暮らしのなかで気軽に取り入れられるベーシックな腸活の基本をざっくりご紹介。食事、運動、生活習慣など、毎日行っていることを少し意識するだけで、腸はみるみる変わっていくはず! 教えてくれたのは、消化器内科医の工藤あきさんです。

起きたら水を1杯飲む。

食べ物や飲み物を摂取すると、胃と結腸に反射を起こし、腸に刺激を与えられる。この反応を利用するため、朝起きたらすぐに水を飲むこと。「この反射が一番強く起きるのが朝。
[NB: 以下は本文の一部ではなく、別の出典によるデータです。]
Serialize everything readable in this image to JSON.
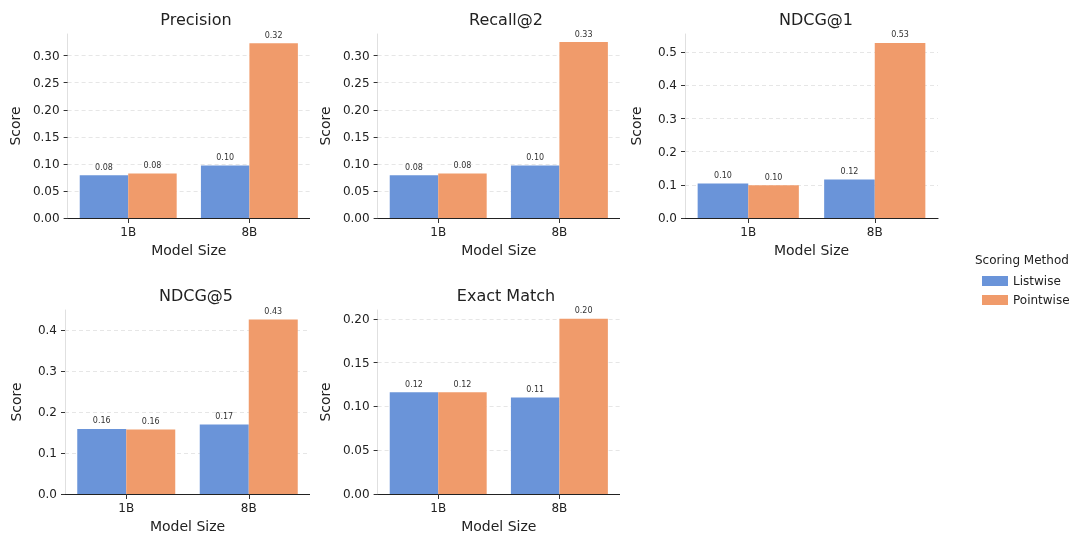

朝食を摂るのがベストですが、コップ1杯の水でもこの反射を起こせます。特に夏は、寝ている間に水分を失った体に冷たい水を入れてあげることで、胃腸にスイッチが入りやすくなる。冷水の方が素早く吸収されますが、腸へ負担をかけたくないなら白湯(さゆ)などの温かい飲み物でもOK」(工藤さん)

日光を浴びてセロトニンを分泌。

幸せホルモン「セロトニン」が増えると、排便を促す腸の蠕動(ぜんどう)運動も活発に。そしてセロトニンは、日光を浴びることで分泌される。「光の刺激によって、脳内でのセロトニンの合成が活発になります。特に朝日を浴びると、交感神経のスイッチが入り、体内時計がリセットされるので、起床直後に行うのがおすすめです」。セロトニンには、ストレスから心を守ってくれる効果も。感情をコントロールして、幸福感をもたらしてくれるので、腸も心もハッピーに!

朝、短くてもトイレに行く時間を確保する。

空っぽの胃の中に食べ物や飲み物が入ってくると、腸が動き出すので、朝は格好のトイレタイム。この時間を有効活用するため、決まった時間に便座に座る習慣をつけるとよい。「便意を感じなくても腸は動いているので、とりあえず便座に座ったら腸が反応し、するする出るということも。力みすぎは負担が大きいので、1分間座っていても出なければ諦めてOK」。1日1分、朝のトイレタイムをルーティンにすれば、便意を催す排便リズムが生まれやすくなる。

甘いもの、塩辛いものは程々に。

糖分、塩分は腸が特に吸収しやすく、腸内環境を乱す原因に。「塩は、腸の有用菌である乳酸菌と結合し、腸内環境を乱したり、慢性炎症の原因となることが分かっているので、塩辛いものは控えましょう。また精製された白い砂糖は、悪玉菌のエサになったり、腸で良い働きをする特定の腸内細菌の定着をブロックしてしまうので、糖分の摂りすぎにもご注意」。砂糖代わりに、善玉菌のエサとなるオリゴ糖シロップや、オリゴ糖をたっぷり含んだハチミツがおすすめ。

腸マッサージや適度な運動を取り入れる。

腸の蠕動運動を活性化させるためには、適度な刺激を加えるのが効果的。「交感神経が優位になると蠕動運動が停滞するので、運動するなら激しい運動ではなく、ウォーキングやヨガ、ストレッチなどにしましょう。特に夜は副交感神経が優位になるようにリラックスできることを取り入れるとよいです。例えばひざを立てて仰向けになり、大腸の流れに沿ってマッサージしたり、お腹を触るだけでもOK。寝る前に行えば、翌日のスムーズな排便にもつながります」

寝る3〜4時間前までに夕食を済ませる。

「胃が食べ物を消化するのに3〜4時間かかるといわれています。そのため食後すぐに寝ると、胃が消化不良を起こし、胃腸の働きが低下してしまいます。夕食は、就寝3〜4時間前に食べ終わっているのが理想的です」。消化が一段落すると、散らかった腸内のお掃除タイムが始まる。これをMMC(伝播性消化管収縮運動)といい、就寝中に、殺菌性のある消化液で消化物や悪玉菌を処理。善玉菌の働きを良くしてくれるので、腸内環境が整い、美腸に導いてくれる!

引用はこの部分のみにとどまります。